Blass ist auch das reine Bild – kontrastlos, desaturiert, flach. Für Anthony Mackie, der in „Outside the Wire” einen Androiden-Soldaten (oder Soldaten-Androiden?) spielt, sollte das heimatliche Gefühle auslösen, ist er eine ähnliche Farbgebung doch schon aus dem Marvel Cinematic Universe gewohnt. Doch mit Falcon kracht es zumindest spektakulär. Nicht aber in Regisseur Mikael Håfströms neuem Netflix-Film.

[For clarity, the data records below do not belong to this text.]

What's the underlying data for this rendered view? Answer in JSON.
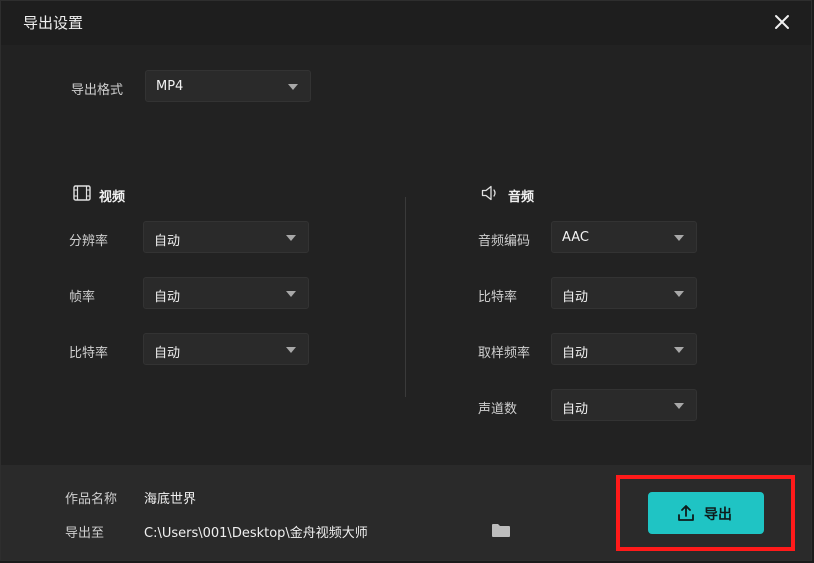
{
  "window": {
    "title": "导出设置"
  },
  "format": {
    "label": "导出格式",
    "value": "MP4"
  },
  "video": {
    "heading": "视频",
    "icon": "film-icon",
    "resolution": {
      "label": "分辨率",
      "value": "自动"
    },
    "framerate": {
      "label": "帧率",
      "value": "自动"
    },
    "bitrate": {
      "label": "比特率",
      "value": "自动"
    }
  },
  "audio": {
    "heading": "音频",
    "icon": "speaker-icon",
    "codec": {
      "label": "音频编码",
      "value": "AAC"
    },
    "bitrate": {
      "label": "比特率",
      "value": "自动"
    },
    "samplerate": {
      "label": "取样频率",
      "value": "自动"
    },
    "channels": {
      "label": "声道数",
      "value": "自动"
    }
  },
  "footer": {
    "name_label": "作品名称",
    "name_value": "海底世界",
    "path_label": "导出至",
    "path_value": "C:\\Users\\001\\Desktop\\金舟视频大师",
    "export_label": "导出"
  },
  "colors": {
    "accent": "#1fc4c4",
    "highlight": "#ff1a1a"
  }
}
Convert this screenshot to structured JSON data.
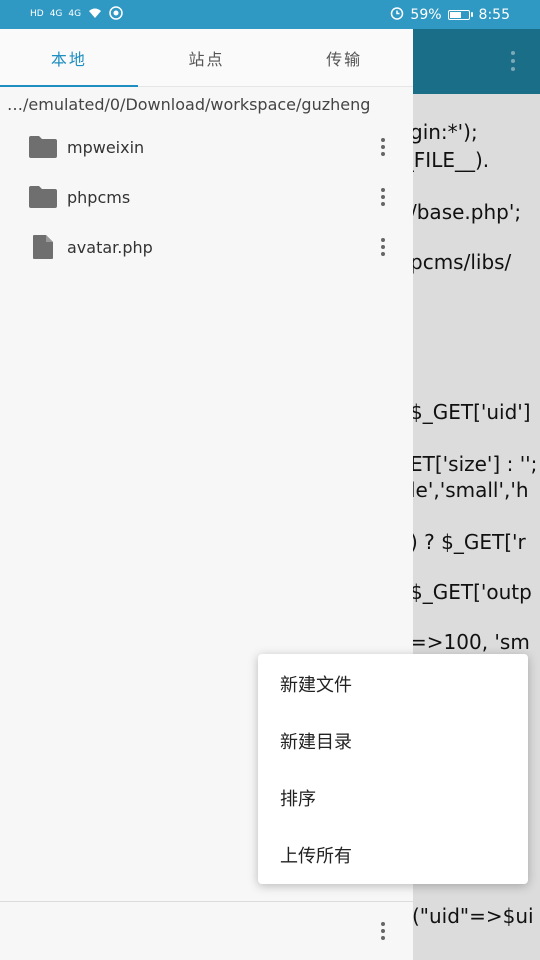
{
  "status_bar": {
    "network_left": "HD",
    "signal_1": "4G",
    "signal_2": "4G",
    "battery_percent": "59%",
    "battery_level": 0.59,
    "time": "8:55"
  },
  "drawer": {
    "tabs": [
      {
        "label": "本地"
      },
      {
        "label": "站点"
      },
      {
        "label": "传输"
      }
    ],
    "path": "…/emulated/0/Download/workspace/guzheng",
    "files": [
      {
        "name": "mpweixin",
        "icon": "folder-icon"
      },
      {
        "name": "phpcms",
        "icon": "folder-icon"
      },
      {
        "name": "avatar.php",
        "icon": "file-icon"
      }
    ]
  },
  "popup_menu": {
    "items": [
      {
        "label": "新建文件"
      },
      {
        "label": "新建目录"
      },
      {
        "label": "排序"
      },
      {
        "label": "上传所有"
      }
    ]
  },
  "editor": {
    "code_fragments": [
      "gin:*');",
      "(__FILE__).",
      "/base.php';",
      "pcms/libs/",
      "$_GET['uid']",
      "ET['size'] : '';",
      "le','small','h",
      ") ? $_GET['r",
      "$_GET['outp",
      "=>100, 'sm",
      "(\"uid\"=>$ui"
    ]
  },
  "colors": {
    "status_bar": "#2f98c3",
    "accent": "#1e8fc0",
    "editor_toolbar": "#1a6e88"
  }
}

Darin folgen wir im Jahre 2036 dem US-Drohnenpiloten Thomas Harp (Damson Idris), der sich im Gefecht dafür entscheidet, zwei Soldaten*innen aus den eigenen Reihen zu opfern, um Dutzende andere zu retten – entgegen des lautenden Befehls. Die Heeresleitung schickt Harp deshalb zur Strafe an die Front eines irgendwo zwischen Russland und der Ukraine wütenden Bürgerkrieges, wo das US-Militär – wie sollte es auch anders sein – auf Friedensmission eingesetzt ist. Dort wird er Leo (Anthony Mackie), einem Androiden, unterstellt, der vermeintlich auf der Suche nach dem örtlichen Warlord Victor Koval (völlig verschenkt: Pilou Asbæk) ist. Der wiederum ist auf der Suche nach alten russischen Atomraketen. Wenn schon Warlord, dann halt auch so richtig mit nuklearem Holocaust und so. Als ob man im Action-Kino nur noch etwas spüren würde, wenn wirklich ALLES auf dem Spiel steht.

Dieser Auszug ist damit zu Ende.